All thought is in signs (Peirce); all messages are coded (Bateson) – including revelations. The actual encoding of a message conceals all the other codes that could have carried the same message, and even conceals the fact that other codings are possible. The implications of one encoding always diverge to some degree from the implications of another, and those of the unused encoding are concealed along with it. These concealments are inevitable because one inhabits one meaning space at a time, even when we know that other spaces are no less habitable and other codes might just as well prescribe the path (or describe the place) before us.

Specification misrepresents the implicit by making it explicit. Revelation conceals by articulation.

Zohar 1:31b:

‘Let there be light!’ And there was light (Genesis). Every subject of the phrase and there was exists in this world and in the world that is coming.

Matt (ZP I.194) explains:

The Zohar alludes here to the primordial light, which appeared briefly in this world and was hidden away for the righteous in the hereafter. Bahir 106 (160) identifies the hidden light with the world that is coming, which it takes to mean ‘the world that already came.’ The phrase And there was light is similarly taken to mean ‘There already was light,’ i.e. the primordial light.

Ancient scriptures

Deep reading of an ancient scripture means hearing the primal voice with an original ear. Yet the voice can only speak in a specific idiom, marking a point in the ongoing evolution of the human guidance system. To find the turning word in ancient wisdom is to reclaim that evolution as your own. The deep reader therefore calls upon the help of scholars for access to ancient idioms; otherwise, she would be trapped in the cage of her own, and the revelation lie buried under the rubble of history. To read a scripture as turning word is to reclaim and resurrect that whole history – and to carry if forward: if it only repeats the usual monologue, then it can’t be a turning word for you. Shake the dust from your feet and turn the page.

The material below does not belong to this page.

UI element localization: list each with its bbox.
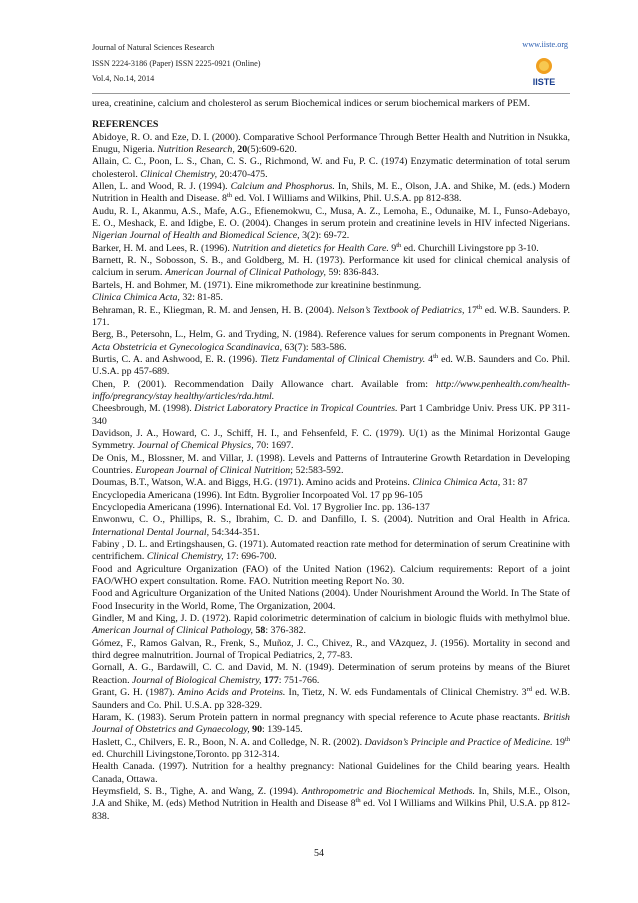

The deeper levels of your being express themselves through the time of your life, but as each expression is called forth by a specific context, and contexts are constantly shifting and changing, words and deeds may come to conceal what they once revealed, or vice versa. Likewise the deep reader of an ancient text could say that implicit truths are buried in it, awaiting resurrection. Or you could say that the text itself is a seed, or is made up of seeds, waiting to sprout new meaning.